General anesthesia is not just sleep. The brain fails to respond to pain reflexes or signals. An anesthesia is administered by an anesthesiologist. When the patient is unconscious, the anesthesiologist carefully reads the vital signs and manages the patient’s breathing.
In many health facilities, an anesthesiologist may work together with a certified registered nurse anesthetist (CRNA).
Why is it done?
Your anesthesiologist together with the anesthetist nurse will recommend the best anesthesia option for you. The recommendation is based on your overall health status, individual preferences and the type of surgery you will be undergoing. For some procedures, general anesthesia may be recommended. Such procedures may include:
- Prolonged duration
- Significant blood loss
- Exposure to a cold environment
- Difficulty in breathing (especially in the case of upper abdominal or chest surgery).
Other forms of anesthesia, such as sedating the patient lightly in combination with local anesthesia or regional anesthesia may be inappropriate for more involved procedures.
Generally, anesthesia is usually safe. People with underlying health conditions can usually pull through it without any problems.
As a matter of fact, the risk of complications is more associated with the surgery itself than with the type of anesthesia.
Older patients, or those with chronic underlying health problems, especially those having more extensive procedures may have an increased risk of pneumonia, post-operative confusion, stroke or even a heart attack. Some conditions that can increase the risk of a complication during a surgery include:
- Obstructive sleep apnea
- NSAIDs and aspirin or other medications that can increase bleeding
- Heavy alcohol usage
- Drug allergies
- History of negative reactions to anesthesia.

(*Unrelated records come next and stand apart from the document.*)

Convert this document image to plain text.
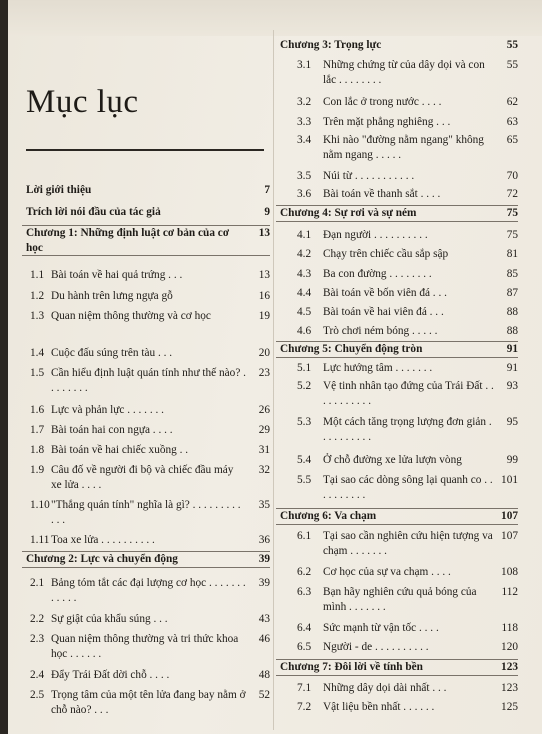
Mục lục
Lời giới thiệu	7
Trích lời nói đầu của tác giả	9
Chương 1: Những định luật cơ bản của cơ học
13
1.1 Bài toán về hai quả trứng . . .	13
1.2 Du hành trên lưng ngựa gỗ	16
1.3 Quan niệm thông thường và cơ học	19
1.4 Cuộc đấu súng trên tàu . . .	20
1.5 Cần hiểu định luật quán tính như thế nào? . . . . . . . .
23
1.6 Lực và phản lực . . . . . . .	26
1.7 Bài toán hai con ngựa . . . .	29
1.8 Bài toán về hai chiếc xuồng . .	31
1.9 Câu đố về người đi bộ và chiếc đầu máy xe lửa . . . .
32
1.10 "Thắng quán tính" nghĩa là gì? . . . . . . . . . . . .
35
1.11 Toa xe lửa . . . . . . . . . .	36
Chương 2: Lực và chuyển động	39
2.1 Bảng tóm tắt các đại lượng cơ học . . . . . . . . . . . .
39
2.2 Sự giật của khẩu súng . . .	43
2.3 Quan niệm thông thường và tri thức khoa học . . . . . .
46
2.4 Đẩy Trái Đất dời chỗ . . . .	48
2.5 Trọng tâm của một tên lửa đang bay nằm ở chỗ nào? . . .
52
Chương 3: Trọng lực	55
3.1	Những chứng từ của dây dọi và con lắc . . . . . . . .
55
3.2	Con lắc ở trong nước . . . .	62
3.3	Trên mặt phẳng nghiêng . . .	63
3.4	Khi nào "đường nằm ngang" không nằm ngang . . . . .
65
3.5	Núi từ . . . . . . . . . . .	70
3.6	Bài toán về thanh sắt . . . .	72
Chương 4: Sự rơi và sự ném	75
4.1	Đạn người . . . . . . . . . .	75
4.2	Chạy trên chiếc cầu sắp sập	81
4.3	Ba con đường . . . . . . . .	85
4.4	Bài toán về bốn viên đá . . .	87
4.5	Bài toán về hai viên đá . . .	88
4.6	Trò chơi ném bóng . . . . .	88
Chương 5: Chuyển động tròn	91
5.1	Lực hướng tâm . . . . . . .	91
5.2	Vệ tinh nhân tạo đứng của Trái Đất . . . . . . . . . . .
93
5.3	Một cách tăng trọng lượng đơn giản . . . . . . . . . .
95
5.4	Ở chỗ đường xe lửa lượn vòng	99
5.5	Tại sao các dòng sông lại quanh co . . . . . . . . . .
101
Chương 6: Va chạm	107
6.1	Tại sao cần nghiên cứu hiện tượng va chạm . . . . . . .
107
6.2	Cơ học của sự va chạm . . . .	108
6.3	Bạn hãy nghiên cứu quả bóng của mình . . . . . . .
112
6.4	Sức mạnh từ vận tốc . . . .	118
6.5	Người - de . . . . . . . . . .	120
Chương 7: Đôi lời về tính bền	123
7.1	Những dây dọi dài nhất . . .	123
7.2	Vật liệu bền nhất . . . . . .	125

Possible short-term side effects?
Short term side effects occur immediately after the surgical procedure. It does not last long. Once the surgery is completed and the anesthesia medication is withdrawn, the patient will wake slowly in the surgical theatre. There may be a little feeling of confusion or grogginess.
The following common side effects may also be experienced:
- Nausea and vomiting: This occurs immediately after the surgery. Some patients may feel sick for at most two days after the surgery. Some anti-nausea medications may be administered to help curb this.

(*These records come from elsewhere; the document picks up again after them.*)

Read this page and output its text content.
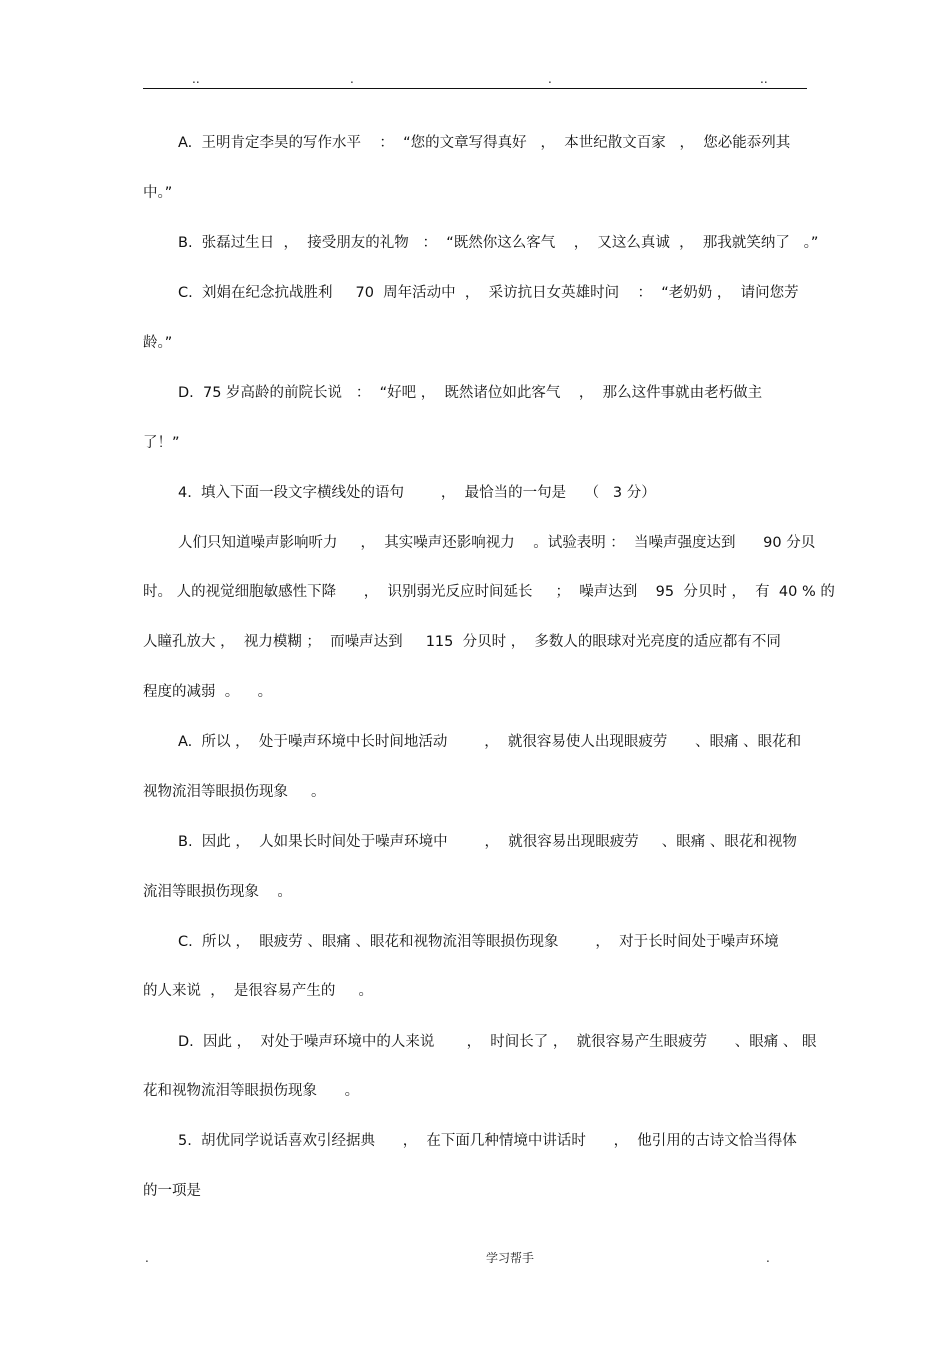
..	.	.	..
A.  王明肯定李昊的写作水平    ：  “您的文章写得真好   ，  本世纪散文百家   ，  您必能忝列其
中。”
B.  张磊过生日  ，  接受朋友的礼物   ：  “既然你这么客气    ，  又这么真诚  ，  那我就笑纳了   。”
C.  刘娟在纪念抗战胜利     70  周年活动中  ，  采访抗日女英雄时问    ：  “老奶奶 ，  请问您芳
龄。”
D.  75 岁高龄的前院长说   ：  “好吧 ，  既然诸位如此客气    ，  那么这件事就由老朽做主
了！”
4.  填入下面一段文字横线处的语句        ，  最恰当的一句是    （   3 分）
人们只知道噪声影响听力     ，  其实噪声还影响视力    。试验表明 ：  当噪声强度达到      90 分贝
时。 人的视觉细胞敏感性下降      ，  识别弱光反应时间延长     ；  噪声达到    95  分贝时 ，  有  40 % 的
人瞳孔放大 ，  视力模糊 ；  而噪声达到     115  分贝时 ，  多数人的眼球对光亮度的适应都有不同
程度的减弱  。    。
A.  所以 ，  处于噪声环境中长时间地活动        ，  就很容易使人出现眼疲劳      、眼痛 、眼花和
视物流泪等眼损伤现象     。
B.  因此 ，  人如果长时间处于噪声环境中        ，  就很容易出现眼疲劳     、眼痛 、眼花和视物
流泪等眼损伤现象    。
C.  所以 ，  眼疲劳 、眼痛 、眼花和视物流泪等眼损伤现象        ，  对于长时间处于噪声环境
的人来说  ，  是很容易产生的     。
D.  因此 ，  对处于噪声环境中的人来说       ，  时间长了 ，  就很容易产生眼疲劳      、眼痛 、 眼
花和视物流泪等眼损伤现象      。
5.  胡优同学说话喜欢引经据典      ，  在下面几种情境中讲话时      ，  他引用的古诗文恰当得体
的一项是
.	学习帮手	.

- Dry mouth: There may be a parched feeling upon waking up. This may be controlled by taking a sip of water.
- Sore throat: This is usually caused by the tube placed into the mouth to help the patient breathe during the surgery. The sore throat shows up once the tube is removed.
- Chills and shivering: The body temperature may go low during a general anesthesia. However, the healthcare professionals will ensure that it doesn’t reduce to extreme levels. You may wake with a feeling of cold and possibly a shiver.
- Fuzzy thinking and confusion: A feeling of drowsiness, fogginess and confusion may hit the patient after he wakes from anesthesia. This lasts for just a few hours. However, it may last for days or weeks in older adults.
- Muscle aches: Drugs used for muscle relaxation during surgery can cause soreness of the muscle afterwards
- Itching may result from the use of narcotic medications during or after the operation. This side effect is quite common.
- Dizziness and bladder problems may also result after general anesthesia.
Possible long-term side effects
Long-term side effects are not common. However, older adults may experience side effects that lasts more than a couple of days. Such side effects include:
- Postoperative delirium
- Postoperative cognitive dysfunction (POCD): This is characterized by cognitive impairment after the surgery. It may or may not be due to the anesthesia.Studies have shown that people above 60 years of age are more likely to develop POCD. Other risk factors for developing a POCD include history of a stroke, heart disease, lung disease, Alzheimer’s disease and Parkinson’s disease.
The bottom line
Before going in for any surgery, it is important that the patient discusses his health condition with his doctor. The doctor or anesthesiologist will effectively manage and treat your side effects, though this depends on how honest the patient is.
Patients should ensure that they follow all presurgery instructions including limitations on food intake and medications. Compliance with these instructions can help minimize some side effects of anesthesia.